Regresso ao passado rejeitado
A visita de Barack Obama e os 40 anos da instauração da ditadura foram pretextos para os argentinos contestarem o retrocesso promovido pelo presidente Mauricio Macri, que cumpriu cem dias de mandato.
O presidente dos EUA saudou o «regresso da Argentina»
Nos dias 23 e 24 de Março, coincidindo com a visita de Barack Obama ao país e com os 40 anos da instauração da ditadura na Argentina (1976-1983), milhares de pessoas concentraram-se no centro da capital, Buenos Aires. O dia 24 de Março como o da Memória, Verdade e Justiça em homenagem aos cerca de 30 mil desaparecidos durante regime fascista liderado por Rafael Videla, aos milhares de executados, detidos ou torturados, e às crianças retiradas às mães quando estavam no cárcere, foi instituído em 2006 pelo então presidente Néstor Kirchener.
Durante as presidências de Néstor e Cristina Kirchener (2006-2015) e em resultado de medidas tomadas pelos mandatários, mais de 630 pessoas foram julgadas e condenadas por violações dos direitos humanos durante a ditadura.
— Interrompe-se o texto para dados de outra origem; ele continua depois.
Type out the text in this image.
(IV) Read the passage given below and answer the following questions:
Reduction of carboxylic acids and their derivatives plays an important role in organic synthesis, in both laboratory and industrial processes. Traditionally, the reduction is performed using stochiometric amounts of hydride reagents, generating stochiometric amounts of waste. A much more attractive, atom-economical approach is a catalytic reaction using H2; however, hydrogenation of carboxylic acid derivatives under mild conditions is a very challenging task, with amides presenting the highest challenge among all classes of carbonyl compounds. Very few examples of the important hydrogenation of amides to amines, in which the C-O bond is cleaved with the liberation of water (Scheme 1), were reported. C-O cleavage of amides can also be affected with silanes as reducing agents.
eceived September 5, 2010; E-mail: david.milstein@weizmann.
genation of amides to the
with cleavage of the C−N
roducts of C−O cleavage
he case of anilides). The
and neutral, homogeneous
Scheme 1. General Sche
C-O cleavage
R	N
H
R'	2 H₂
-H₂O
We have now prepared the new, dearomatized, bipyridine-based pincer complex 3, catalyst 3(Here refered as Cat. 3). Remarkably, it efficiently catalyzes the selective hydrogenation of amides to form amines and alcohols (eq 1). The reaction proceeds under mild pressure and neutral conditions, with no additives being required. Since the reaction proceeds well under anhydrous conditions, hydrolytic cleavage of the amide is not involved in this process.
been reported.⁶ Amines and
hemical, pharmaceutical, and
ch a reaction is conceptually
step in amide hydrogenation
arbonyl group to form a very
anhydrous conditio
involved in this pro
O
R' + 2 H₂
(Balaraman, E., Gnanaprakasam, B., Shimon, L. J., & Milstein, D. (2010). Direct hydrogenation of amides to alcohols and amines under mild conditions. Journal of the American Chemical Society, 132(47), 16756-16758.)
De 1984 a 2006, o número de processos foram quatro.
No passado mês de Dezembro, vários presos a quem são atribuídos crimes de lesa-humanidade foram colocados em liberdade com a complacência do presidente Maurício Macri. Nesse sentido, a visita do presidente dos EUA ao país, justamente no dia 24 de Março e no contexto de uma forte conflitualidade social e contestação à orientação ultra-reaccionária do executivo, teve para as organizações e forças progressistas e de esquerda argentinas um significado simbólico.
Sem perdão
Barack Obama procurou demarcar-se do apoio político e logístico que os EUA deram à ditadura ao prestar homenagem às vítimas e ao referir timidamente a violação dos direitos humanos. Caucionou, porém, o ensejo de Maurício Macri de «olhar para o futuro» e soterrar o genocídio e o terrorismo de Estado praticados com o [documentado] estímulo dos mais altos responsáveis políticos de Washington, acusaram organizações e participantes na marcha realizada dia 24 sob a consigna «sem direitos não há democracia».
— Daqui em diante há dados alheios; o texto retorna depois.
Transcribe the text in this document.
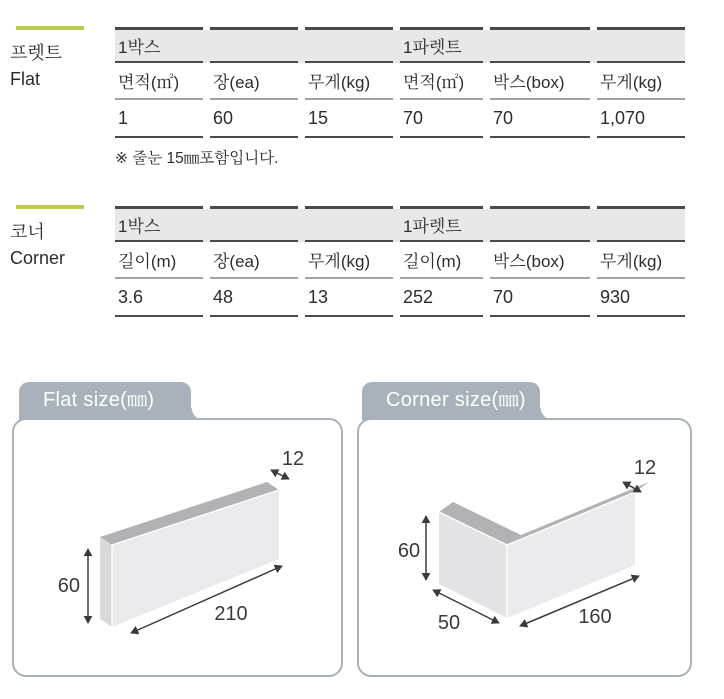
프렛트
Flat
1박스			1파렛트		
면적(㎡)	장(ea)	무게(kg)	면적(㎡)	박스(box)	무게(kg)
1	60	15	70	70	1,070
※ 줄눈 15㎜포함입니다.
코너
Corner
1박스			1파렛트		
길이(m)	장(ea)	무게(kg)	길이(m)	박스(box)	무게(kg)
3.6	48	13	252	70	930
Flat size(㎜)
60
210
12
Corner size(㎜)
60
50	160
12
Este lema remete, por outro lado, para a situação de autêntico regresso ao passado noutros planos. Os argentinos não esquecem e pretendem justiça pelos crimes cometidos entre 1976 e 1983. Uma sondagem publicada segunda-feira, 28, pelo diário página 12, indica que oito em cada dez argentinos repudiam a ditadura, e que 60 por cento dos inquiridos considera que o actual governo deve perseguir e julgar os responsáveis por delitos contra os direitos humanos.
Reclamam, no entanto, e com o mesmo vigor, contra a orientação reaccionária imposta desde que Mauricio Macri foi empossado chefe de Estado, de que servem de exemplo a vaga de despedimentos e a perseguição de trabalhadores contratados na administração central e local (algumas estimativas indicam que são já mais de 100 mil); a censura de perspectivas e informação críticas (suspensão da Senado TV e de programas na televisão estatal, anúncio da retirada do sinal da Telesurtv); o favorecimento dos grande capital (derrogação da retenção de lucros da exploração mineira e da agro indústria, acordo com os fundos especulativos pela emissão de mais 15 mil milhões de dólares de dívida soberana, levantamento das restrições à conversão de moeda nacional em dólares e à sua exportação); o fim da subsidiação da electricidade provocando aumentos de até 500 por cento, bem como agravamentos sucessivos na tarifa de gás para as famílias e MPME; a repressão dos protestos populares e imposição de tectos salariais, etc.
Tudo promovido pelo governo de Mauricio Macri nos primeiros cem dias, o qual Barack Obama saudou como exemplo do «regresso da Argentina à liderança regional» e ao seio da «economia global», e com quem subscreveu uma série de acordos que fazem lembrar os famigerados tratados de Livre Comércio.